A far bigger surprise than anything that happens in The Tender Bar: This glorified version of an indie wank like The Only Living Boy In New York comes from director George Clooney. Clooney has made some promising imitations of movies he admires and some awfully leaden retro exercises, but he’s never made something this feckless, this lacking in personality. The generic flimsiness only makes the occasional visual inspiration—like a visit between J.R. and his father that plays out primarily in a single shot from a camera strapped to the hood of a car—feel more out of place.

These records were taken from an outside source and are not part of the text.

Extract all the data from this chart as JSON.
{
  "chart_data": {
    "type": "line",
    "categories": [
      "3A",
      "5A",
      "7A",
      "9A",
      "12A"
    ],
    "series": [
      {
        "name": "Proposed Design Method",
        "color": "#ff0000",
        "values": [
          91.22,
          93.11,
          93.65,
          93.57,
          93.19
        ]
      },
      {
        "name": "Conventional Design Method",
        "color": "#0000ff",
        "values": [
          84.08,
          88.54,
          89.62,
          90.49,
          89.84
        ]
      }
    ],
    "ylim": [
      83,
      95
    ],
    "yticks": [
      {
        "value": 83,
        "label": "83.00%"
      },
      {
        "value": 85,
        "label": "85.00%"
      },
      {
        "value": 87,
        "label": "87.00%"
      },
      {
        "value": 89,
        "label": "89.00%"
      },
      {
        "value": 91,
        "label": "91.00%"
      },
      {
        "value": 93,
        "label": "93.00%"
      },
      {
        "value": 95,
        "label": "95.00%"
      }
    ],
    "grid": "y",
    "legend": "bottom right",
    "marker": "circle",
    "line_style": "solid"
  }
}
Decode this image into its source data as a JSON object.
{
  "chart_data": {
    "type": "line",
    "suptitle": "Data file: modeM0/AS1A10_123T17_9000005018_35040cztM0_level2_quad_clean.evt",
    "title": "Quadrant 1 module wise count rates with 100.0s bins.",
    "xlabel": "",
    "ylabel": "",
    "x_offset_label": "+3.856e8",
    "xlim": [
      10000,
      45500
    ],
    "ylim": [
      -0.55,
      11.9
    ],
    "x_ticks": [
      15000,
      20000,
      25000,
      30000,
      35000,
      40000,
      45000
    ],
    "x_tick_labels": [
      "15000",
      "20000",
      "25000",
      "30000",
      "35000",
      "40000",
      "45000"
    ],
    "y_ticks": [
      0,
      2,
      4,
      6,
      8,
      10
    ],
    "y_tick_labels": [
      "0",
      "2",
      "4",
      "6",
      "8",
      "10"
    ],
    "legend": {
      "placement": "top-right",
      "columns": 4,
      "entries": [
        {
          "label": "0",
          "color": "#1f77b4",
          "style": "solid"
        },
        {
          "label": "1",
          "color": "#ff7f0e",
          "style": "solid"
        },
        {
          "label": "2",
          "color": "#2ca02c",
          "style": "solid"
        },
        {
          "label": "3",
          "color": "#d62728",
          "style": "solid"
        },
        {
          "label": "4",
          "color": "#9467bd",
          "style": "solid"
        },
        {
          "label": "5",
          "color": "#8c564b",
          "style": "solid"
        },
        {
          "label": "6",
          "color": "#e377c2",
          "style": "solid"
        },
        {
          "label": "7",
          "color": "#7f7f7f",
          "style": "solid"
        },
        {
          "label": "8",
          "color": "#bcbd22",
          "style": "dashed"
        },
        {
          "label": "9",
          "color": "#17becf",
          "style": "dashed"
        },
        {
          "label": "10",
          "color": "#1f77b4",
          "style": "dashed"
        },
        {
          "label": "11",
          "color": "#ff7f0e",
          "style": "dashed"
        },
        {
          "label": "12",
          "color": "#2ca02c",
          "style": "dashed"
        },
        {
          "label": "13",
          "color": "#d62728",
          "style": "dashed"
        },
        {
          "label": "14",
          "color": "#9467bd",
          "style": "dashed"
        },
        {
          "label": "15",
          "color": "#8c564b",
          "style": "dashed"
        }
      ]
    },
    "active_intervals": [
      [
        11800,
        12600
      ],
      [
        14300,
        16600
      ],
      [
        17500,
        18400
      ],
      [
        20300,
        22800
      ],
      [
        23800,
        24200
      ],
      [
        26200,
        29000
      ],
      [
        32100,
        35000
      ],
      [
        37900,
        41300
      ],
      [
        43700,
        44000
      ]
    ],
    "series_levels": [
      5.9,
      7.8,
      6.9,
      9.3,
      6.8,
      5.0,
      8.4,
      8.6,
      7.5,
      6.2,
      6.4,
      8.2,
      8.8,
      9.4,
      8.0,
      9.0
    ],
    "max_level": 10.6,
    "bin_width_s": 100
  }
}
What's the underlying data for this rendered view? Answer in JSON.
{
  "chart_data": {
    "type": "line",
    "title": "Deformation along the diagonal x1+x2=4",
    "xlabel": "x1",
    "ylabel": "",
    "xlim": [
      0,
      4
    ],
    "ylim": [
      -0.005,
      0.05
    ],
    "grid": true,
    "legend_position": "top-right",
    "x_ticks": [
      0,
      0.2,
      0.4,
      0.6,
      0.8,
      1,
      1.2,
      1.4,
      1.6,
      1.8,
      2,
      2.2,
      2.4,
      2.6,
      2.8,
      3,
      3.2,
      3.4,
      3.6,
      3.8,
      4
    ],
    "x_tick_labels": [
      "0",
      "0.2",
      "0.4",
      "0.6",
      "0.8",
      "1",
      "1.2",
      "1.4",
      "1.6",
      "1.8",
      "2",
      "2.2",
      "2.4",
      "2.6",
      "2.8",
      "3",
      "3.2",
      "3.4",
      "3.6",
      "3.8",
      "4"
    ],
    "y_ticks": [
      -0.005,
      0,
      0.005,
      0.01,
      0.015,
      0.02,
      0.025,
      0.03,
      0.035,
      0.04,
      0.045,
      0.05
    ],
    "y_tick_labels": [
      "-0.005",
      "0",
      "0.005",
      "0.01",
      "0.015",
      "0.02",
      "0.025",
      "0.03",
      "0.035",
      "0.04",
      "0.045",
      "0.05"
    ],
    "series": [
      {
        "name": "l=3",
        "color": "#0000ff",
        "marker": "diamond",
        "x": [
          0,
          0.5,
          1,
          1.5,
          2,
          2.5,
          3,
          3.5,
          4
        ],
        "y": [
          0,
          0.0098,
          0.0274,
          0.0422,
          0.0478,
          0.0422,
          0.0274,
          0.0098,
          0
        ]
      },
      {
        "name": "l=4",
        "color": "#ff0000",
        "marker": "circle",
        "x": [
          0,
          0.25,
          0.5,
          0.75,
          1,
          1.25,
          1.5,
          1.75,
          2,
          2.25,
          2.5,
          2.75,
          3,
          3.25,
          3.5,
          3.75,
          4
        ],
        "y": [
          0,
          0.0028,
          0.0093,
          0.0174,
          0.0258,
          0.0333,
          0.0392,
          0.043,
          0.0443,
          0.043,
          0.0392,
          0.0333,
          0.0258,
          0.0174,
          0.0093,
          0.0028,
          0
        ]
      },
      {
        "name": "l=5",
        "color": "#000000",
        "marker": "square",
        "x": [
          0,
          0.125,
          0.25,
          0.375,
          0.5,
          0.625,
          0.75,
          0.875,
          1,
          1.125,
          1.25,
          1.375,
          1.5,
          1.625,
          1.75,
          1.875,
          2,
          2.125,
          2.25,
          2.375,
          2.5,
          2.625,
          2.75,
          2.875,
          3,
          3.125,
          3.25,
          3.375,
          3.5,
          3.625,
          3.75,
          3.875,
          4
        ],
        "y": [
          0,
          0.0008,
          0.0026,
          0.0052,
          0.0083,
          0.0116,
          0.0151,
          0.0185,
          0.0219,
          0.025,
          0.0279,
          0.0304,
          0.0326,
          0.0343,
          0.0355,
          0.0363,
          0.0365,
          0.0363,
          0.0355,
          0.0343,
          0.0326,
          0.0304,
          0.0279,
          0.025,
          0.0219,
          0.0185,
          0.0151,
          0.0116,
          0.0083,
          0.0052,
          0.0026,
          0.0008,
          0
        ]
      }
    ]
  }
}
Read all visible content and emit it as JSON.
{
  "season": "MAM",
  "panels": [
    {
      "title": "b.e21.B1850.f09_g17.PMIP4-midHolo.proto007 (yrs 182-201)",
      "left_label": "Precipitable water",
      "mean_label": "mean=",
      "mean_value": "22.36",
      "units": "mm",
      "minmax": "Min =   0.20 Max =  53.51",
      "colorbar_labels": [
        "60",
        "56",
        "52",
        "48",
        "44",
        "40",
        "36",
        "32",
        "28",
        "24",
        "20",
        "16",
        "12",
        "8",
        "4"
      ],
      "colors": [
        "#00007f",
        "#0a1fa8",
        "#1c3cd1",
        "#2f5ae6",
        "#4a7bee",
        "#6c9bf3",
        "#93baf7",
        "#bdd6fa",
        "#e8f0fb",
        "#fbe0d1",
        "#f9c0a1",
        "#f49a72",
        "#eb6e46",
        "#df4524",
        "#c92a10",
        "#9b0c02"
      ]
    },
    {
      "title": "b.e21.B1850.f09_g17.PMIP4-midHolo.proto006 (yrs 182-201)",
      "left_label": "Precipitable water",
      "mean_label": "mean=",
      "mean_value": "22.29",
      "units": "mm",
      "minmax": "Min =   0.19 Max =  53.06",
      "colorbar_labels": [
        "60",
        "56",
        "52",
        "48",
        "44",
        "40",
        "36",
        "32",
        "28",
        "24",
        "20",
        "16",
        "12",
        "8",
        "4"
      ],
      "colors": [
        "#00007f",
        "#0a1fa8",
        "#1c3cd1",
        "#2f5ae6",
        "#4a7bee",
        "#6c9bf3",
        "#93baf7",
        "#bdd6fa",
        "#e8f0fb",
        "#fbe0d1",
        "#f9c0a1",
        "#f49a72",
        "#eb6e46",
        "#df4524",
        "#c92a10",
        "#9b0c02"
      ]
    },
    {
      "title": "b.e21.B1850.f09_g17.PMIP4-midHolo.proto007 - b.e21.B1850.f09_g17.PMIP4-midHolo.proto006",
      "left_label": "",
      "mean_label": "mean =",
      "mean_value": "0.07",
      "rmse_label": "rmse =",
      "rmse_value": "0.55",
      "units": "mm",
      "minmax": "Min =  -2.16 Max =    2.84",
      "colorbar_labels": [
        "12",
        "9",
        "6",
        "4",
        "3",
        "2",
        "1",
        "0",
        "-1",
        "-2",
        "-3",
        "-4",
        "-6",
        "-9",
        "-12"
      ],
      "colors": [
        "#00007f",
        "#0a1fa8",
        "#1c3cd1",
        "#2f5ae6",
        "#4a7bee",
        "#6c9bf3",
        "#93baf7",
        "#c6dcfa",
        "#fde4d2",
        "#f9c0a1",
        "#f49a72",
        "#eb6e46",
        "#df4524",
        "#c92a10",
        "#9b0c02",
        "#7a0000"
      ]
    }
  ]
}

Even stranger, the movie’s off-key writing about writing comes from the pen of William Monahan, who has brought distinctive flavor to the dialogue of crime and crime-adjacent adaptations like The Departed, Edge Of Darkness, and The Gambler. Here, it’s hard to tell if Monahan’s phrasings are lifted from the book, poorly delivered by the young cast, or simply a result of his own writerly talent pickling too long in a brine of faux-sagacity. Regardless of source, the dialogue sticks out like bad prosthetics. Boozy and straight characters alike trade lines that sound like slurred speech that’s been cleaned up for grammar but not coherence; everyone seems to talk around each other, whether it’s J.R.’s hardscrabble family or Sidney’s “lower upper middle class” parents (a phrase that seems both inaccurate to those characters and nicked from The Simpsons).
The one performer in the ensemble capable of making this stuff sound like the good kind of bullshitting is Affleck. If The Way Back saw him grapple on screen with the drinking problem he seems to recognize from real-life struggles, The Tender Bar offers a crowd-pleasing flipside to the barfly lifestyle. Like its more serious counterpart, there’s perhaps a touch of secret vanity to Affleck’s work as Uncle Charlie—though maybe here it’s not so secret, given the relish with which he embodies the movie’s only likable character, drinking the audience’s obvious delight instead of booze.
Whatever his process, it works. A better movie would have either reoriented the story around Charlie’s Long Island bar or given him an emotional journey less telegraphed than his evolution from pretty nice to even nicer. “Are you any good at writing?” a minor character asks J.R. at one point when discussing his life’s ambitions. The near-stranger continues: “I fear sometimes the question is too-little asked.” On that point, The Tender Bar is spot-on.